Nei tre anni in cui ha controllato l’area pianeggiante nel nordest della Siria, l’ISIS ha ucciso migliaia di persone tra civili e soldati del governo siriano, senza permettere ai famigliari di seppellirne i corpi. Ora la regione è disseminata di fosse comuni, così come il territorio sotto controllo curdo.
Recentemente il Consiglio Democratico dei Curdi Siriani (Kurdish Syrian Democratic Council) ha compiuto un gesto inusuale, restituendo all’esercito governativo i resti di 44 soldati uccisi dall’ISIS nel villaggio di Ain Issa nel 2014. Dieci giorni prima erano state scoperte quattro fosse comuni vicino a quello che era stato il quartier generale della 93esima brigata, e i Curdi hanno sfruttato l’occasione per ricucire i rapporti con il presidente Bashar al Assad. Anche questi sono segnali che il processo di reintegro nel resto della Siria della regione controllata dai Curdi è ormai in atto.

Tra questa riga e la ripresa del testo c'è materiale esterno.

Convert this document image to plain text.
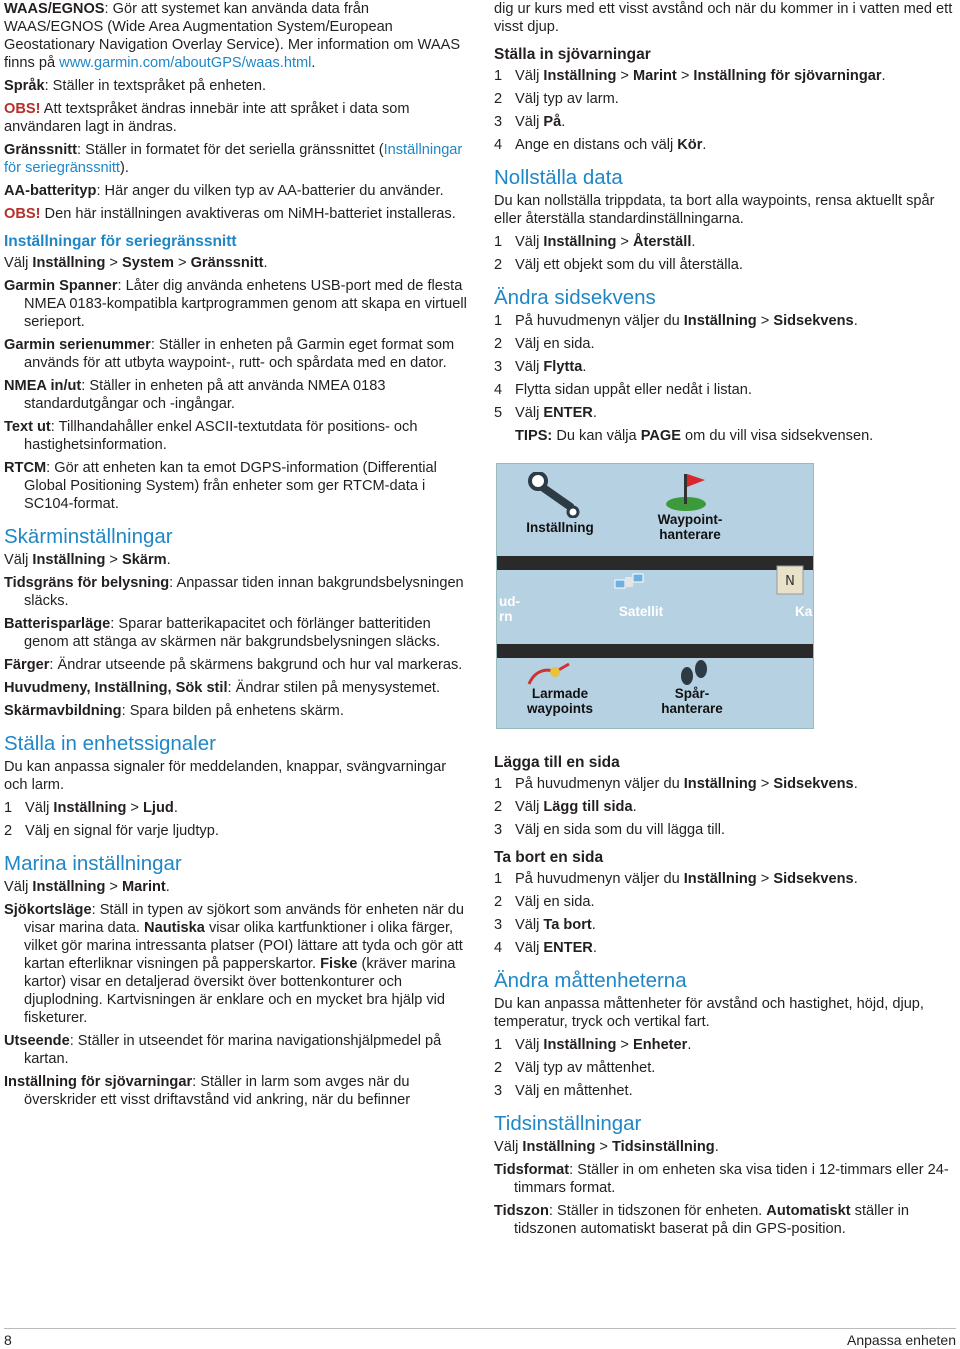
WAAS/EGNOS: Gör att systemet kan använda data från WAAS/EGNOS (Wide Area Augmentation System/European Geostationary Navigation Overlay Service). Mer information om WAAS finns på www.garmin.com/aboutGPS/waas.html.

Språk: Ställer in textspråket på enheten.

OBS! Att textspråket ändras innebär inte att språket i data som användaren lagt in ändras.

Gränssnitt: Ställer in formatet för det seriella gränssnittet (Inställningar för seriegränssnitt).

AA-batterityp: Här anger du vilken typ av AA-batterier du använder.

OBS! Den här inställningen avaktiveras om NiMH-batteriet installeras.

Inställningar för seriegränssnitt

Välj Inställning > System > Gränssnitt.

Garmin Spanner: Låter dig använda enhetens USB-port med de flesta NMEA 0183-kompatibla kartprogrammen genom att skapa en virtuell serieport.

Garmin serienummer: Ställer in enheten på Garmin eget format som används för att utbyta waypoint-, rutt- och spårdata med en dator.

NMEA in/ut: Ställer in enheten på att använda NMEA 0183 standardutgångar och -ingångar.

Text ut: Tillhandahåller enkel ASCII-textutdata för positions- och hastighetsinformation.

RTCM: Gör att enheten kan ta emot DGPS-information (Differential Global Positioning System) från enheter som ger RTCM-data i SC104-format.

Skärminställningar

Välj Inställning > Skärm.

Tidsgräns för belysning: Anpassar tiden innan bakgrundsbelysningen släcks.

Batterisparläge: Sparar batterikapacitet och förlänger batteritiden genom att stänga av skärmen när bakgrundsbelysningen släcks.

Färger: Ändrar utseende på skärmens bakgrund och hur val markeras.

Huvudmeny, Inställning, Sök stil: Ändrar stilen på menysystemet.

Skärmavbildning: Spara bilden på enhetens skärm.

Ställa in enhetssignaler

Du kan anpassa signaler för meddelanden, knappar, svängvarningar och larm.

1 Välj Inställning > Ljud.
2 Välj en signal för varje ljudtyp.
Marina inställningar

Välj Inställning > Marint.

Sjökortsläge: Ställ in typen av sjökort som används för enheten när du visar marina data. Nautiska visar olika kartfunktioner i olika färger, vilket gör marina intressanta platser (POI) lättare att tyda och gör att kartan efterliknar visningen på papperskartor. Fiske (kräver marina kartor) visar en detaljerad översikt över bottenkonturer och djuplodning. Kartvisningen är enklare och en mycket bra hjälp vid fisketurer.

Utseende: Ställer in utseendet för marina navigationshjälpmedel på kartan.

Inställning för sjövarningar: Ställer in larm som avges när du överskrider ett visst driftavstånd vid ankring, när du befinner

dig ur kurs med ett visst avstånd och när du kommer in i vatten med ett visst djup.

Ställa in sjövarningar
1 Välj Inställning > Marint > Inställning för sjövarningar.
2 Välj typ av larm.
3 Välj På.
4 Ange en distans och välj Kör.
Nollställa data

Du kan nollställa trippdata, ta bort alla waypoints, rensa aktuellt spår eller återställa standardinställningarna.

1 Välj Inställning > Återställ.
2 Välj ett objekt som du vill återställa.
Ändra sidsekvens
1 På huvudmenyn väljer du Inställning > Sidsekvens.
2 Välj en sida.
3 Välj Flytta.
4 Flytta sidan uppåt eller nedåt i listan.
5 Välj ENTER.

TIPS: Du kan välja PAGE om du vill visa sidsekvensen.

Inställning
Waypoint-
hanterare
ud-
rn	Satellit
N
Ka
Larmade
waypoints
Spår-
hanterare
Lägga till en sida
1 På huvudmenyn väljer du Inställning > Sidsekvens.
2 Välj Lägg till sida.
3 Välj en sida som du vill lägga till.
Ta bort en sida
1 På huvudmenyn väljer du Inställning > Sidsekvens.
2 Välj en sida.
3 Välj Ta bort.
4 Välj ENTER.
Ändra måttenheterna

Du kan anpassa måttenheter för avstånd och hastighet, höjd, djup, temperatur, tryck och vertikal fart.

1 Välj Inställning > Enheter.
2 Välj typ av måttenhet.
3 Välj en måttenhet.
Tidsinställningar

Välj Inställning > Tidsinställning.

Tidsformat: Ställer in om enheten ska visa tiden i 12-timmars eller 24-timmars format.

Tidszon: Ställer in tidszonen för enheten. Automatiskt ställer in tidszonen automatiskt baserat på din GPS-position.

8	Anpassa enheten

I Curdi siriani e il regime di Assad hanno avviato i negoziati. Le Forze Democratiche Siriane, braccio armato del Consiglio Democratico dei Curdi Siriani, stanno rimettendo in funzione la diga di Tabqa, che avevano strappato all’ISIS l’anno scorso, e stanno cooperando con il governo per la fornitura dei servizi. Anche se Damasco ha ritirato la maggior parte delle truppe, in tutto il nordest il personale governativo resta al suo posto in uffici pubblici, scuole e ospedali; il governo centrale continua inoltre a pagare i salari degli impiegati statali e a mantenere i voli tra Damasco e Qamishli, la grande città vicino al confine con la Turchia in cui vivono soprattutto Curdi e Cristiani assiri.
Durante la lotta contro l’ISIS i Curdi siriani sono stati attenti a non scontrarsi con le forze governative siriane e, al contrario di quanto hanno fatto i loro fratelli iracheni, non hanno mai reclamato l’indipendenza. Sanno che i Siriani hanno sempre rifiutato i processi di decentralizzazione. La Francia ha occupato il paese tra il 1920 e il 1946 e ha creato quattro staterelli – uno alawita a nordovest, uno druso a sud, uno intorno ad Aleppo e uno intorno a Damasco – ma le forze siriane hanno risposto con la guerriglia. I Curdi, circa il 10% della popolazione siriana, non sono in condizione di richiedere un loro stato perché sono maggioranza in aree separate e sparse tra il Jazira, Kobane e la provincia montuosa di Afrin, che i Turchi hanno strappato di mano ai Curdi lo scorso anno senza che USA e Russia intervenissero. Molti Curdi vivono a Damasco o Aleppo, sono integrati e non reclamano l’autonomia, tanto meno l’indipendenza.
A indebolire ulteriormente le possibilità di autonomia dei Curdi siriani è l’opposizione della Turchia, esacerbata dagli stretti legami tra il PKK e le YPG, spina dorsale delle Forze Democratiche Siriane.
Per il momento gli USA restano fedeli alle SDF, ma i Curdi non si fidano delle promesse americane dato che gli USA hanno abbandonato ben due volte i Curdi iracheni nelle mani di Saddam, nel 1975 e poi di nuovo nel 1991. Temendo il ritiro delle forze americane e la fine del sostegno di Washington, i Curdi hanno preferito rivolgersi a Damasco finché hanno ancora qualche carta in mano.
Ma per molti Siriani l’alleanza con gli Americani durante la guerra fa dei Curdi dei traditori della nazione. Forse ora li perdoneranno in nome del processo di riconciliazione.